By understanding derivatives, you can determine how the function behaves - whether it is increasing (positive derivative), decreasing (negative derivative), or stationary (zero derivative). In our case, it's the negative gradients that interest us, allowing us to find where the curve slopes downward.

A gradient is essentially the measure of steepness or inclination of a curve at a particular point. When discussing gradients, it's often in terms of the slope of a line, or more generally, a curve. In the context of the function \( y = x^2 - x + 1 \), after finding its derivative \( 2x - 1 \), you can analyze how the gradient changes as x varies:

• When \( 2x - 1 = 0 \), the gradient is zero, indicating a flat or horizontal tangent, which usually corresponds to a maximum or minimum point on a curve.
• When it is greater than zero (\( 2x - 1 > 0 \)), the curve is rising, suggesting increasing function behavior.
• When it is less than zero (\( 2x - 1 < 0 \)), the curve is falling, indicating decreasing function behavior.

For the problem at hand, determining when the gradient is negative tells us where on the x-axis the curve is sloping downward to the left. Solving \( 2x - 1 < 0 \), we find this "negative gradient region" occurs when \( x < \frac{1}{2} \). This means any x-value less than this will have the curve descending.

The point of tangency is a critical concept, especially when dealing with curves and lines. It describes a single point where a curve and a line barely meet with the same slope, meaning the line touches the curve without crossing it at that point.

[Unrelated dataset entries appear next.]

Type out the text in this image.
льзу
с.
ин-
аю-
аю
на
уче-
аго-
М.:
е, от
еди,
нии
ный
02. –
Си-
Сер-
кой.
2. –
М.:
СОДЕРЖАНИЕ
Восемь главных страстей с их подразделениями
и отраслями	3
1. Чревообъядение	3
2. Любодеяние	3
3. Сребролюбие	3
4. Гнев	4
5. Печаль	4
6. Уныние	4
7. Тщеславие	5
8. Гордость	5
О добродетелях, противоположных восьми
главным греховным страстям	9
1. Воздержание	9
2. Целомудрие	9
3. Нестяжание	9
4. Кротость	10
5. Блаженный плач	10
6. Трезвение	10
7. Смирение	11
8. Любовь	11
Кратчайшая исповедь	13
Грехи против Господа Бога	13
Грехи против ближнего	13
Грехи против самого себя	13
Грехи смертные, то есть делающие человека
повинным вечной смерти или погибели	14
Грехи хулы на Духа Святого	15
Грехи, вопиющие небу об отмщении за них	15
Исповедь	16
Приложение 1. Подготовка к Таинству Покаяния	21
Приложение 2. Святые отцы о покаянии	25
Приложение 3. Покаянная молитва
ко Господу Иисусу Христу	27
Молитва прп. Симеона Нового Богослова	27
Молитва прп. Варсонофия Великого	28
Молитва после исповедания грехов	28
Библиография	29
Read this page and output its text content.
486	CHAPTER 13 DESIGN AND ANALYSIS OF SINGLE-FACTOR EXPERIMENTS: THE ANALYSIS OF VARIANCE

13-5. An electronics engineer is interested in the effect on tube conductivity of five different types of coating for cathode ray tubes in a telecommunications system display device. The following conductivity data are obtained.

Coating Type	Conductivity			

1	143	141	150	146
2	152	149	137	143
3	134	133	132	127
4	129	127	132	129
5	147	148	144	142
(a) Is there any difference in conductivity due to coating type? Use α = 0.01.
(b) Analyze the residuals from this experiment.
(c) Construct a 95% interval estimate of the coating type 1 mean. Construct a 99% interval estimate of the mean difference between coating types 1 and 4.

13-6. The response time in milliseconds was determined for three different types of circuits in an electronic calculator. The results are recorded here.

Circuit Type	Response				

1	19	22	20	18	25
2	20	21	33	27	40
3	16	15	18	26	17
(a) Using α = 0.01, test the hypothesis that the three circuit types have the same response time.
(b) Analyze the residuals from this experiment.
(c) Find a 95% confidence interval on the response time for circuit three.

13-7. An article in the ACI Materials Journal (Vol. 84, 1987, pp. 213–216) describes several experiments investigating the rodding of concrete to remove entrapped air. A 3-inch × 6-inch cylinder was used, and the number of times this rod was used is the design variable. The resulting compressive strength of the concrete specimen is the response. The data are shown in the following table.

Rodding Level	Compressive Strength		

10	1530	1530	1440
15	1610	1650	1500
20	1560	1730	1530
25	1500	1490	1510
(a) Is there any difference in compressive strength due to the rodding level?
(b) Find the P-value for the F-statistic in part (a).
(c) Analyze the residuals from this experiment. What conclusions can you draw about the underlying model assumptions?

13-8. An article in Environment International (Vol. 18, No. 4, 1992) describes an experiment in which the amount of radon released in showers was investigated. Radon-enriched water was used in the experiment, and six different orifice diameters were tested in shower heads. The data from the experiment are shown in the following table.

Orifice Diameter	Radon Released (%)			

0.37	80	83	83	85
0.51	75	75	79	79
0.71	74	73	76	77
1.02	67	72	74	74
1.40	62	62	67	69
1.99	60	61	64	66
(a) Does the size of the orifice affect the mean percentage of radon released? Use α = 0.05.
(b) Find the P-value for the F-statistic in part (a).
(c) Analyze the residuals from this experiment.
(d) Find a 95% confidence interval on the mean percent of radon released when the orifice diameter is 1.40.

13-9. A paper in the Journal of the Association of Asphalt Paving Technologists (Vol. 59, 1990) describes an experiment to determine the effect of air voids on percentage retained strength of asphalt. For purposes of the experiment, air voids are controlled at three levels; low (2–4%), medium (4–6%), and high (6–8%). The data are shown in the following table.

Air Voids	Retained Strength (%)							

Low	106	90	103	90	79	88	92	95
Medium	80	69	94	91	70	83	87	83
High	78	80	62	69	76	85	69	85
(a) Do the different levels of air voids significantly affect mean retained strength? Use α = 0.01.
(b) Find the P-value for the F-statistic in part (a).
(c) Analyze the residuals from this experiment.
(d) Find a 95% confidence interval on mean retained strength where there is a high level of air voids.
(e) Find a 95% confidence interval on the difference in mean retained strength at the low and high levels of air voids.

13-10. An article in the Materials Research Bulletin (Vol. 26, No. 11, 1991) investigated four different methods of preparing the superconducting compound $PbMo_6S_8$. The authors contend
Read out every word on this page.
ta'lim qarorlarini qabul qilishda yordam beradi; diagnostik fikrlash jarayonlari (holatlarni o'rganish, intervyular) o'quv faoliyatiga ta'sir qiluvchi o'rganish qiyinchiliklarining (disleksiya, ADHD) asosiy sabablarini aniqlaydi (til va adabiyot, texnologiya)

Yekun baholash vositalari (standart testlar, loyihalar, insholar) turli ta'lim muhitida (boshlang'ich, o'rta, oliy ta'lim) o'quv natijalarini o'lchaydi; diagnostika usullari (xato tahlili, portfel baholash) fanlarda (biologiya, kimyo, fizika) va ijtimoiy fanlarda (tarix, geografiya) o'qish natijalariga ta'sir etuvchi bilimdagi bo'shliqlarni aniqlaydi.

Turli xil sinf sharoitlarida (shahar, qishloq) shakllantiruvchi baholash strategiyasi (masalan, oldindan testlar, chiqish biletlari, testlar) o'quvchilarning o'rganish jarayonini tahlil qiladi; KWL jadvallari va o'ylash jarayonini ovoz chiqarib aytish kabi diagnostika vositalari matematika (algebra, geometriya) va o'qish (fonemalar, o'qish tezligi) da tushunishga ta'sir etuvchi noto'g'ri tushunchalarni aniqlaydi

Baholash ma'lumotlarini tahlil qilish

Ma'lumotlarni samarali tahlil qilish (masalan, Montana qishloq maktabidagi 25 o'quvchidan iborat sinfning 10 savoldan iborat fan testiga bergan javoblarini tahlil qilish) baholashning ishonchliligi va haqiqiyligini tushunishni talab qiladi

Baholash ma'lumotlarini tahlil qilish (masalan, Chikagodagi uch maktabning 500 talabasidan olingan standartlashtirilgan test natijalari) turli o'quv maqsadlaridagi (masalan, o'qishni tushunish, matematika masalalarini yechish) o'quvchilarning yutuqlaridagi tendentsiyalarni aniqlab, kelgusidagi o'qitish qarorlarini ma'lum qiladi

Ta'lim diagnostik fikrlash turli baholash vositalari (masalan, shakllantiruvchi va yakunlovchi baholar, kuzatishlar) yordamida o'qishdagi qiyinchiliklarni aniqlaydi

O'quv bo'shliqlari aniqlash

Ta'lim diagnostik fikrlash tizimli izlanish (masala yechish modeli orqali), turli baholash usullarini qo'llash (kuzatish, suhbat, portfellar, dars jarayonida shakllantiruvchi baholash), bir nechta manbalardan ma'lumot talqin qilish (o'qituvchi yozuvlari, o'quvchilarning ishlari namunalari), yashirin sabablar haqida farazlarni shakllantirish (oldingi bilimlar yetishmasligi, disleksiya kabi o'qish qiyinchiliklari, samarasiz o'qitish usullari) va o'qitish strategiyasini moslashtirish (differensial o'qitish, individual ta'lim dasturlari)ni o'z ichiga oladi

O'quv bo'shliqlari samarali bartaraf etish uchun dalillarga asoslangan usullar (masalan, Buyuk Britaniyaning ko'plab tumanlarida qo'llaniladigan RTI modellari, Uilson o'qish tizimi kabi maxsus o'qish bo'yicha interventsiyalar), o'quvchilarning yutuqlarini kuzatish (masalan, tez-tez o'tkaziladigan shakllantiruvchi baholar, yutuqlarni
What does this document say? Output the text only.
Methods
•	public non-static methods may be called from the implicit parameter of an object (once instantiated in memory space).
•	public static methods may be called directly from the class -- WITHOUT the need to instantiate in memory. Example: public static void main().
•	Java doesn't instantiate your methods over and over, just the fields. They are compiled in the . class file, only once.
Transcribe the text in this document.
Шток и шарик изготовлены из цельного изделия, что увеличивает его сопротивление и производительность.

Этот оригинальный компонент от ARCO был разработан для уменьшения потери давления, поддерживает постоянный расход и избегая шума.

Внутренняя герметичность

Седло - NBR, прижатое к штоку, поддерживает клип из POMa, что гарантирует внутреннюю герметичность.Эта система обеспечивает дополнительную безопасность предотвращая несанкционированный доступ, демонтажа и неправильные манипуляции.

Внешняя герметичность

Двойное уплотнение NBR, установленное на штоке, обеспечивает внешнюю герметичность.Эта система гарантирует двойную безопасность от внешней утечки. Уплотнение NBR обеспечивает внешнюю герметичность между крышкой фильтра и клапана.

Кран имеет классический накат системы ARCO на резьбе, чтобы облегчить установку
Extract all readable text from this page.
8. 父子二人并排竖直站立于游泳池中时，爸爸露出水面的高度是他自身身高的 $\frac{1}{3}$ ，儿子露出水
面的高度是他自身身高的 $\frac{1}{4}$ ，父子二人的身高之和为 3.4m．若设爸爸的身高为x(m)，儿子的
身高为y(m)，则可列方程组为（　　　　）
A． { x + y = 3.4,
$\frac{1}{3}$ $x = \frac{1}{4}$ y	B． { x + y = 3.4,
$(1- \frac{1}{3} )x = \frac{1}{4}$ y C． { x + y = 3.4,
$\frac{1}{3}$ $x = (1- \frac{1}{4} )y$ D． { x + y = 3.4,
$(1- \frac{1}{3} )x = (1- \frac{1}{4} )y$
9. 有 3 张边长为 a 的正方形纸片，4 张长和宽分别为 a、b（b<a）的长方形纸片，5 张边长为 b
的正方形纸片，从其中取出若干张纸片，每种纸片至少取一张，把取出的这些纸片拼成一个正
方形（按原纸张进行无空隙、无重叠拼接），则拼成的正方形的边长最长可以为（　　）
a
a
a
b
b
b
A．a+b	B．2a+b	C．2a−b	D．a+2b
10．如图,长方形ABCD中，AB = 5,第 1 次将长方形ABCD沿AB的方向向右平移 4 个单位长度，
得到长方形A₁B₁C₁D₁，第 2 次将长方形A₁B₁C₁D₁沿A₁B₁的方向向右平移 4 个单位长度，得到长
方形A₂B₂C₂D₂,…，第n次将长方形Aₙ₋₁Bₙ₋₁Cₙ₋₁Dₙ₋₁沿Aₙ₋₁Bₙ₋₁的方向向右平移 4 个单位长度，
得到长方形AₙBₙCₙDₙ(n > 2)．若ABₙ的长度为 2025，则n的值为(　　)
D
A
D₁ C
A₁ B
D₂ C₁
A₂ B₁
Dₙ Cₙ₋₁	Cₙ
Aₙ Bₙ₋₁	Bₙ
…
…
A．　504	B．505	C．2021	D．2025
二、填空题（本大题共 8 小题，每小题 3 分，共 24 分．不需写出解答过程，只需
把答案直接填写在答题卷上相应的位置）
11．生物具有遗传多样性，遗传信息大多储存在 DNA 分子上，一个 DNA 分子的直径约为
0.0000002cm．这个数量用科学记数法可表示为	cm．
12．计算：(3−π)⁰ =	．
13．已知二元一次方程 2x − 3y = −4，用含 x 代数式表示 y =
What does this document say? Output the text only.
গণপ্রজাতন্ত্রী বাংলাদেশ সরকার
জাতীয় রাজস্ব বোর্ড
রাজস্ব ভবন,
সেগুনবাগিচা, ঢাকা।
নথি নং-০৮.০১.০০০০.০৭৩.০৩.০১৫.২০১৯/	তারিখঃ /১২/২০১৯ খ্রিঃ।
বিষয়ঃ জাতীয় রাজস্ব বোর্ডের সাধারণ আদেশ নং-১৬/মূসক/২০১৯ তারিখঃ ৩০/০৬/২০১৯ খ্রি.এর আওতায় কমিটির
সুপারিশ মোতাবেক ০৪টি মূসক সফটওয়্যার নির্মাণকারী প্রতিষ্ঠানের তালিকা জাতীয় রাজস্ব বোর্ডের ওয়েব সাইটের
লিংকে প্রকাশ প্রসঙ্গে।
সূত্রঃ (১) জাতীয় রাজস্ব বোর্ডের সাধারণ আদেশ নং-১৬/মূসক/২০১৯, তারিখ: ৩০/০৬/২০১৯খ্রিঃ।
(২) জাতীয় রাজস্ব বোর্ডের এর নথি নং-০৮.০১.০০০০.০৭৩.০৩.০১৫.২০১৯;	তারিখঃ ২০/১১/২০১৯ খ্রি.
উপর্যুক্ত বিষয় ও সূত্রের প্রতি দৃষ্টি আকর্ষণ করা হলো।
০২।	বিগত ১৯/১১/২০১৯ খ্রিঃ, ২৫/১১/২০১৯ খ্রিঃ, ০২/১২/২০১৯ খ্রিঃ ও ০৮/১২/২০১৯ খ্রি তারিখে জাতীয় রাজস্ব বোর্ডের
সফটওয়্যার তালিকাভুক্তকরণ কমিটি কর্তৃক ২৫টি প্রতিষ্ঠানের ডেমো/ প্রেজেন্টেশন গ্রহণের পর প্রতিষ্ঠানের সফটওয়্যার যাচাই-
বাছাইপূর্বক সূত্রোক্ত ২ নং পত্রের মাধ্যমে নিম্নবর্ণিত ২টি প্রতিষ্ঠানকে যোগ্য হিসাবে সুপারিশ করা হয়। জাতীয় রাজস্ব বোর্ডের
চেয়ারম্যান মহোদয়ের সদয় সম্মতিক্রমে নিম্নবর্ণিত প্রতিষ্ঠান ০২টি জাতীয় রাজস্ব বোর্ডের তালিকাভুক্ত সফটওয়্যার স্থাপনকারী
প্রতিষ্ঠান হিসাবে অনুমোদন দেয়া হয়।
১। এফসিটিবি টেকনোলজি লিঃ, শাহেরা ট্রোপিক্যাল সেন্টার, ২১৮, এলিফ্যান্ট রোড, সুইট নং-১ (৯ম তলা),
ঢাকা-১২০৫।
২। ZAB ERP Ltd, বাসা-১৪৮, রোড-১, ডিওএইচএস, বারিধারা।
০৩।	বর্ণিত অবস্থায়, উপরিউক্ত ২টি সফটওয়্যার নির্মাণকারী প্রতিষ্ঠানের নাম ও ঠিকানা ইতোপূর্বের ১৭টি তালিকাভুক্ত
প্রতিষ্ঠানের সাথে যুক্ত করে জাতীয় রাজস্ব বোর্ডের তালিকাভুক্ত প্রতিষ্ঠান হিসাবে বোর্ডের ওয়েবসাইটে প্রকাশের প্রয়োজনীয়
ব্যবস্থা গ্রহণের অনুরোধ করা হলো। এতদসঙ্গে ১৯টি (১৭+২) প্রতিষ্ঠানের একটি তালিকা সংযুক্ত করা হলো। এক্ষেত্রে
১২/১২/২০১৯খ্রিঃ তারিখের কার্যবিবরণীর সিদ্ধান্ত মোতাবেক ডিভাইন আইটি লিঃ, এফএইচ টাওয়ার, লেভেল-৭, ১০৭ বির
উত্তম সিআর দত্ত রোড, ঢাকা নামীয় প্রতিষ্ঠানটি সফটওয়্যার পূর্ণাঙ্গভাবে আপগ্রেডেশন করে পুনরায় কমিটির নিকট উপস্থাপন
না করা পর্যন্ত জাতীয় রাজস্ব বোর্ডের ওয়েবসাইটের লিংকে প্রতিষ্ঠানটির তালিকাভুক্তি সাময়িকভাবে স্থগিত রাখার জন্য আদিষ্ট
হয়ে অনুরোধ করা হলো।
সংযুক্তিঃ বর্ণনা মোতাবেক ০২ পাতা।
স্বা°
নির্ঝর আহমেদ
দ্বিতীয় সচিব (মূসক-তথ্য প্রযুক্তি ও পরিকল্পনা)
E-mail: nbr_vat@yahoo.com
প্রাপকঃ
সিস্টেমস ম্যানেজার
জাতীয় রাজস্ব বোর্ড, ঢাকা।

In our task looking at the curve \( y = x^2 - x + 1 \), and the line \( y = x \), this point of tangency occurs at \( (1, 1) \). At this point:

• The y-values from both the line and the curve are equal (both are 1 when \( x = 1 \)).
• The derivatives (gradients) are also equal. The curve's derivative at \( x = 1 \) is equal to the line's constant gradient of 1.

Thus, the algebra confirms that at the point \( (1, 1) \), not only do the two equations share an x and y value, they are also sharing the same slope or gradient. This equality in gradients is what signifies a true point of tangency. Both visualizing and calculating these touching points help us understand how curves and lines relate and intersect in coordinate geometry.